AI Product Engineer
Bengaluru, KarnatakaFull-TimeMid-levelAI / Data Science
Overview
- Role Overview
- We are transitioning our organization to an AI-first operational model. We are seeking an AI Product Engineer to architect and build the company’s central intelligence engine.
- In this role, you will be the primary builder of automated intelligence systems—tools that not only retrieve insights but actively trigger workflows, and synthesize strategic intel across our entire business landscape.
- Role Profile
- This is a high-impact, hands-on engineering role requiring a convergence of three distinct skill sets:
- Software Engineering (50%): Building scalable middleware, API integrations, and production-grade applications that connect our data stack to business tools (CRM, Marketing Automation, Support/Ticketing).
- AI Engineering (30%): Implementing Agentic workflows, RAG architectures, and LLMs to process unstructured data at scale.
- Data Analytics (20%): Leveraging SQL and B2B SaaS metrics to ensure all automation is grounded in accurate, governed data.
- Key Responsibilities
- 1. Building the "Enterprise Brain" (Architecture & Integration)
- Develop a unified intelligence layer that ingests signals from disparate sources (Product Telemetry, CRM, Call Transcripts, Marketing inputs) and processes them into actionable outputs.
- Build robust integrations/webhooks to push AI-generated insights directly into workflow tools (e.g., pushing "Churn Risk" alerts into Salesforce
- 2. AI Logic & Agent Implementation
- Architect "Agentic" workflows where LLMs are granted permission to perform tasks
- Implement advanced RAG to ground AI outputs in company documentation, historical data, and strategic context.
- Ensure rigorous evaluation and guardrails for non-deterministic models to prevent "hallucinations" in critical business workflows.
- 3. Data Engineering & Governance
- Collaborate with Analytics Engineers to ensure the underlying data pipelines support real-time or near-real-time AI applications.
- Maintain security and privacy standards, ensuring that AI agents respect data access permissions across different departments.
- Qualifications
- Minimum Qualifications:
- 1.Education: Bachelor’s degree in Computer Science, Engineering, or equivalent practical experience.
- 2.Software Engineering: 3+ years of experience in Python development, with strong proficiency in API development (FastAPI/Django) and building integrations between SaaS platforms.
- 3.AI/ML Application: Proven experience building applications using LLM APIs and orchestration frameworks, Experience with "Agent" concepts.
- 4.Data Proficiency: Strong SQL skills and familiarity with cloud data warehouses (Snowflake/BigQuery).
- Preferred Qualifications:
- 1.Business Systems Knowledge: Experience working with APIs for major B2B tools (Salesforce, HubSpot, Zendesk, Jira, Marketo).
- 2.Workflow Automation: Experience with tools like Airflow, Zapier/Make (advanced usage), or custom workflow engines.
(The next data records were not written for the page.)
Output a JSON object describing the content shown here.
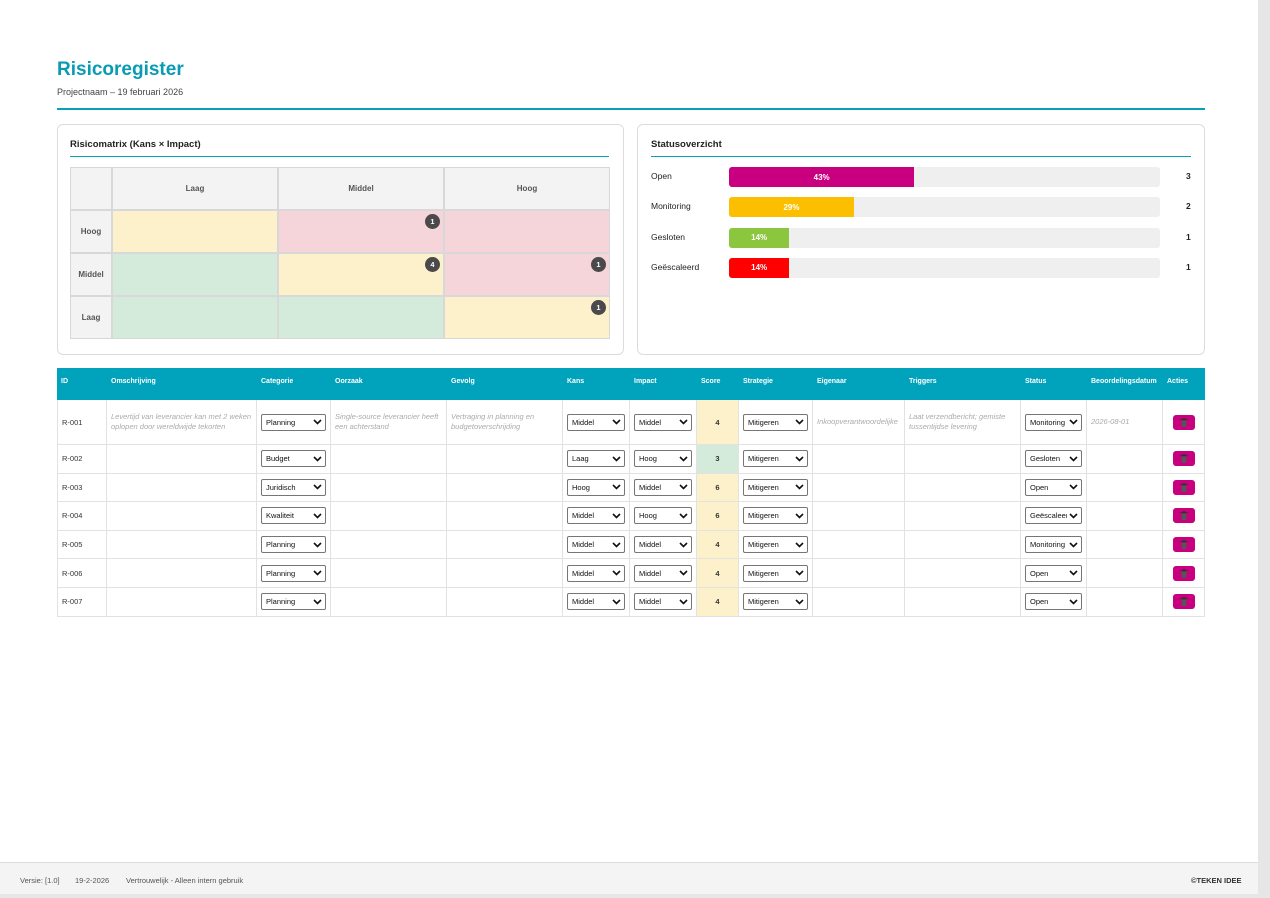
{
  "header": {
    "title": "Risicoregister",
    "subtitle": "Projectnaam – 19 februari 2026"
  },
  "matrix": {
    "title": "Risicomatrix (Kans × Impact)",
    "columns": [
      "Laag",
      "Middel",
      "Hoog"
    ],
    "rows": [
      {
        "label": "Hoog",
        "counts": [
          null,
          1,
          null
        ]
      },
      {
        "label": "Middel",
        "counts": [
          null,
          4,
          1
        ]
      },
      {
        "label": "Laag",
        "counts": [
          null,
          null,
          1
        ]
      }
    ]
  },
  "status": {
    "title": "Statusoverzicht",
    "items": [
      {
        "label": "Open",
        "value": 43,
        "value_label": "43%",
        "count": 3,
        "color": "#c8007f"
      },
      {
        "label": "Monitoring",
        "value": 29,
        "value_label": "29%",
        "count": 2,
        "color": "#fbbf00"
      },
      {
        "label": "Gesloten",
        "value": 14,
        "value_label": "14%",
        "count": 1,
        "color": "#8cc63f"
      },
      {
        "label": "Geëscaleerd",
        "value": 14,
        "value_label": "14%",
        "count": 1,
        "color": "#ff0000"
      }
    ]
  },
  "table": {
    "headers": [
      "ID",
      "Omschrijving",
      "Categorie",
      "Oorzaak",
      "Gevolg",
      "Kans",
      "Impact",
      "Score",
      "Strategie",
      "Eigenaar",
      "Triggers",
      "Status",
      "Beoordelingsdatum",
      "Acties"
    ],
    "rows": [
      [
        "R-001",
        "Levertijd van leverancier kan met 2 weken oplopen door wereldwijde tekorten",
        "Planning",
        "Single-source leverancier heeft een achterstand",
        "Vertraging in planning en budgetoverschrijding",
        "Middel",
        "Middel",
        4,
        "Mitigeren",
        "Inkoopverantwoordelijke",
        "Laat verzendbericht; gemiste tussentijdse levering",
        "Monitoring",
        "2026-08-01"
      ],
      [
        "R-002",
        null,
        "Budget",
        null,
        null,
        "Laag",
        "Hoog",
        3,
        "Mitigeren",
        null,
        null,
        "Gesloten",
        null
      ],
      [
        "R-003",
        null,
        "Juridisch",
        null,
        null,
        "Hoog",
        "Middel",
        6,
        "Mitigeren",
        null,
        null,
        "Open",
        null
      ],
      [
        "R-004",
        null,
        "Kwaliteit",
        null,
        null,
        "Middel",
        "Hoog",
        6,
        "Mitigeren",
        null,
        null,
        "Geëscaleerd",
        null
      ],
      [
        "R-005",
        null,
        "Planning",
        null,
        null,
        "Middel",
        "Middel",
        4,
        "Mitigeren",
        null,
        null,
        "Monitoring",
        null
      ],
      [
        "R-006",
        null,
        "Planning",
        null,
        null,
        "Middel",
        "Middel",
        4,
        "Mitigeren",
        null,
        null,
        "Open",
        null
      ],
      [
        "R-007",
        null,
        "Planning",
        null,
        null,
        "Middel",
        "Middel",
        4,
        "Mitigeren",
        null,
        null,
        "Open",
        null
      ]
    ]
  },
  "footer": {
    "version": "Versie: [1.0]",
    "date": "19-2-2026",
    "confidentiality": "Vertrouwelijk - Alleen intern gebruik",
    "brand": "©TEKEN IDEE"
  }
}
- 3. B2B Domain Expertise: Understanding of the interplay between Sales, Product, and Customer Success.
- Competencies
- The "Builder" Mindset: You are comfortable taking a high-level strategic requirement from leadership (e.g., "We need to automate lead qualification") and independently architecting and coding the solution.
- Systemic Thinking: You understand how a change in product data schema impacts the downstream marketing automation flow.
- Adaptability: You can switch contexts rapidly—from debugging a SQL query for Strategy to refining a prompt for Customer Support automation.